4.  something here reminds me of the arguments about monolingualism. 
Are we interested in hearing what the putitive other has to say? What
are we willing to displace within our selves to hear? What is the
function of the specular, here? 

5.  what is the access to the mechanical/technical means of
transmission?

6.  Just as the technological advancement keeps me from seeing as much
as I like on the screen, the dumping of 486's in non technological
countries allows access to the world web in ways which appropriate the
technology and not the ideology which produced them necessarily.
(Perhaps Antonio Benitez Rojo, in the Repeating Island is correct--
science and "that certain kind of way" which includes ancient rituals,
exist side by side and not in exclusion within a binary opposition) but,
some folks need food more than the internet.  Others can use the net for
their own purposes- whether to do art or call attention to those who
need food.  But it is important not to set the hungry up as victims only
so that they can be rescued.

Last night I got a call from Haiti to confirm that the satellite space
was going to be available for communication, with me outside The phone
system in Haiti reminds me of France in the 70's.  An international
philanthropy is wiring parts of the Caribbean and Guatemala, where now
Maya are using computers for day keeping and religious practice.  They
are able to keep their spirituality alive by the production of texts,
not necessarily art.  Maya are in diaspora all over the Americas and the
production of these texts in Quiche, Mam etc, using Western alphabet
transliteration has enabled the production of books on all aspects of
their culture which allow families who dont live within communities in
Guatemala and Mexico to share their stories, narratives and other
histories.  With regard to computer-generated texts for spiritual
practice (to train sacerdotes, day keepers in the maya religious
practice) one example comes to mind in Zunil Guatemala.  Roberto Poz
Perez is more avant guarde - for want of  a better word- than the
Sorbonne educated folk that I work iwth in Haiti who see the net as a
bogey- I think mostly because they dont understand what it is useful for
in Haitian terms. (Roberto saw immediately how a computer and printer
could defy his pencil reproduction of texts for teaching- even tho he
was not convinced that he wanted the computer itself.)  Haitians, who
reside in Haiti, do visit here and see what can be done.  The seed is
planted as it was with Pere Jan Iv who ran the only Kreyol language
newspaper in PauP for years- a radical journal in any ones eyes.
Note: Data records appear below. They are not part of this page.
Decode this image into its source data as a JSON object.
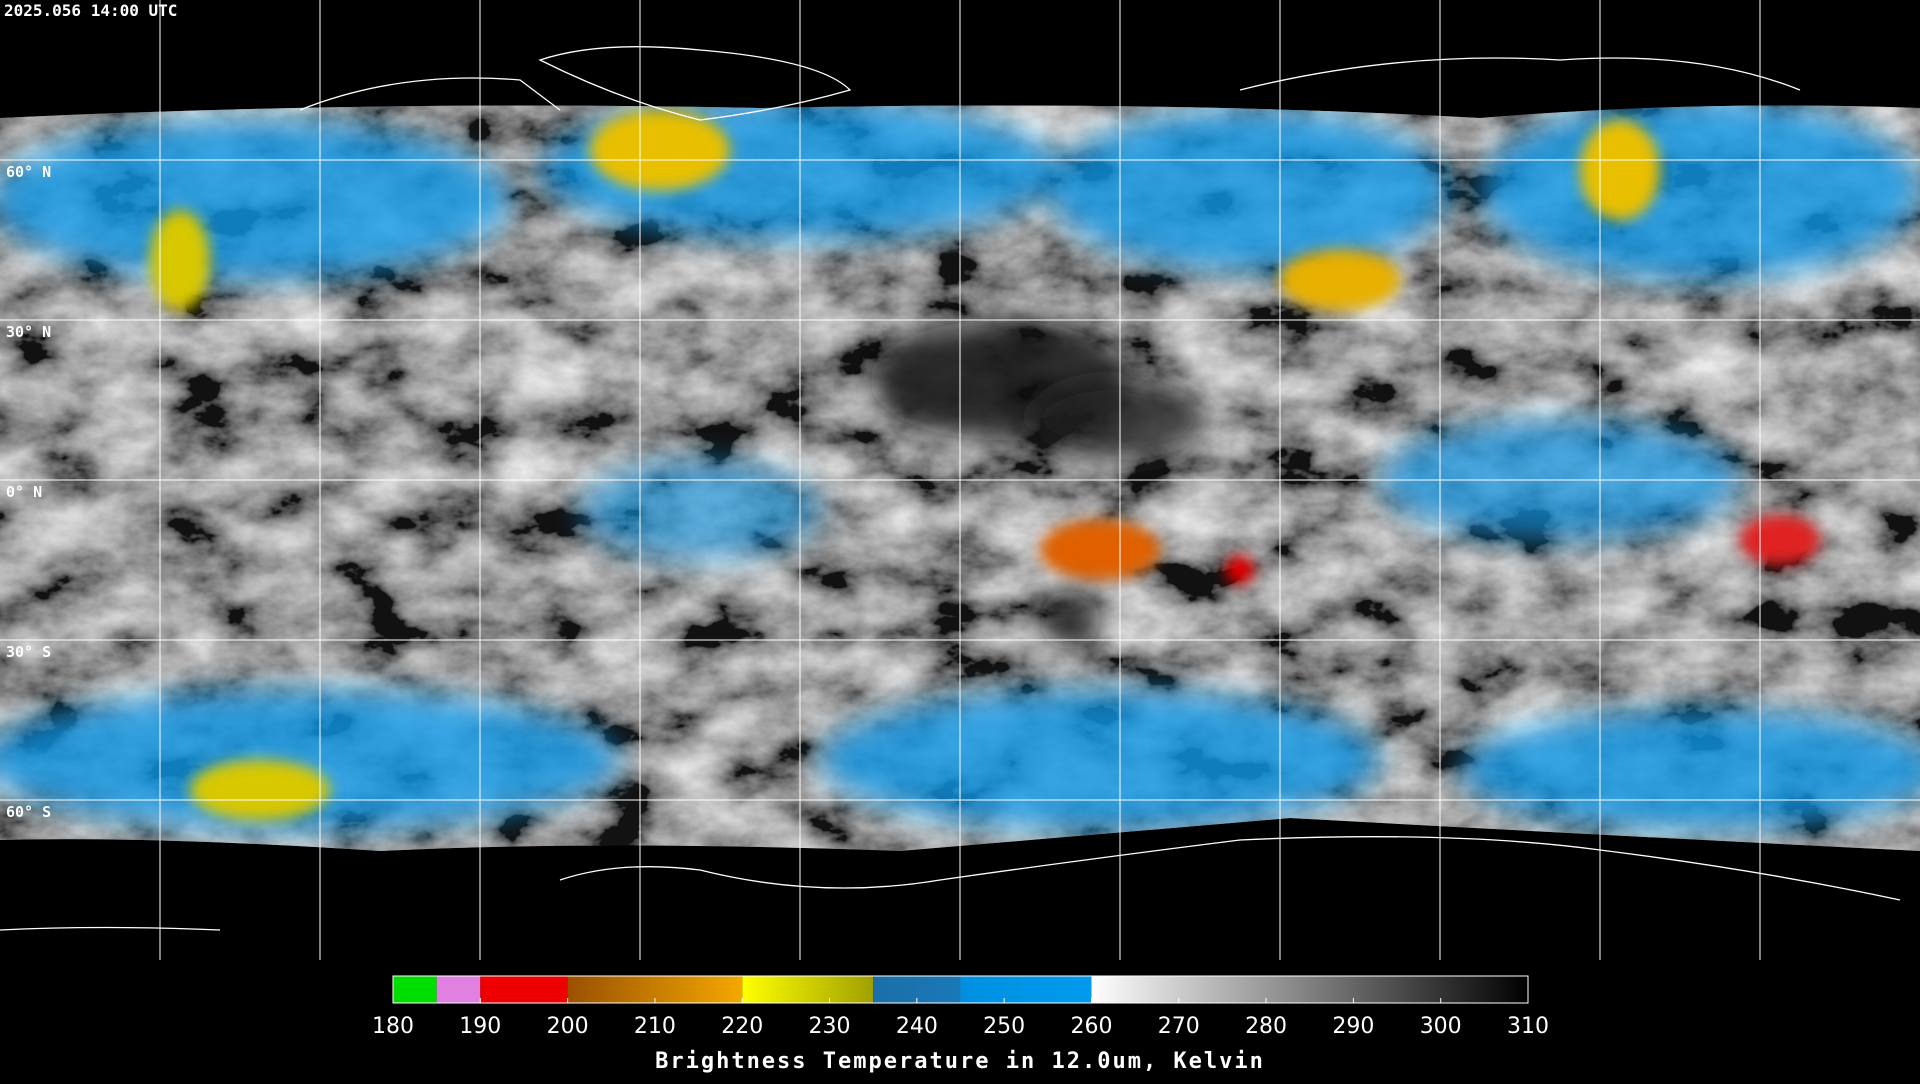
{
  "header": {
    "title": "2025.056 14:00 UTC"
  },
  "map": {
    "lat_lines": [
      {
        "value": 60,
        "label": "60° N"
      },
      {
        "value": 30,
        "label": "30° N"
      },
      {
        "value": 0,
        "label": "0° N"
      },
      {
        "value": -30,
        "label": "30° S"
      },
      {
        "value": -60,
        "label": "60° S"
      }
    ],
    "lon_lines": [
      -150,
      -120,
      -90,
      -60,
      -30,
      0,
      30,
      60,
      90,
      120,
      150
    ]
  },
  "colorbar": {
    "lim": [
      180,
      310
    ],
    "ticks": [
      180,
      190,
      200,
      210,
      220,
      230,
      240,
      250,
      260,
      270,
      280,
      290,
      300,
      310
    ],
    "segments": [
      {
        "from": 180,
        "to": 185,
        "color_start": "#00dd00",
        "color_end": "#00dd00"
      },
      {
        "from": 185,
        "to": 190,
        "color_start": "#e080e0",
        "color_end": "#e080e0"
      },
      {
        "from": 190,
        "to": 200,
        "color_start": "#ee0000",
        "color_end": "#ee0000"
      },
      {
        "from": 200,
        "to": 220,
        "color_start": "#9a5000",
        "color_end": "#f4a800"
      },
      {
        "from": 220,
        "to": 235,
        "color_start": "#ffff00",
        "color_end": "#a0a000"
      },
      {
        "from": 235,
        "to": 245,
        "color_start": "#1a6fa8",
        "color_end": "#1a78b8"
      },
      {
        "from": 245,
        "to": 260,
        "color_start": "#0090e0",
        "color_end": "#009aee"
      },
      {
        "from": 260,
        "to": 310,
        "color_start": "#ffffff",
        "color_end": "#000000"
      }
    ],
    "label": "Brightness Temperature in 12.0um, Kelvin"
  }
}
He got
on line a couple of years ago and tied in with world news, a small thing
for us, but not for Haitians who were in a text block because of the
Duvaliers.  Texts are now sent all over the world in Kreyol,not only
French. Sometimes they are translated and sent out again- and I canread 
them in Fr or Eng. 

  Folks do need to see a reason for having the access and a vision of
what it can do. But like everything, it is not for all of us. This does
not mitigate the ethical borders around the question, just places an
uncertainty around every expression- because there are always
alternatives to what we see.  This first reading is within my (our) own
eyes.  On the second "reading" we can begin to hear others even if we do
not understand them.  

Another aside about Franz Fanon, a shrink from Martinique who was
consumed by the algerianresistence.  He saw through his eyes too- the
woman in the veil as the carrier of the weapons- a heroine, etc.  Yet,
Assia Djebar another thoughtful and poetic writer of the Algerian
resistence (Fantasia Algerian Cavalcade) wrote that what did it do for
these women? It placed them in the highest jeopardy.  once again the
double edged discourse of liberation.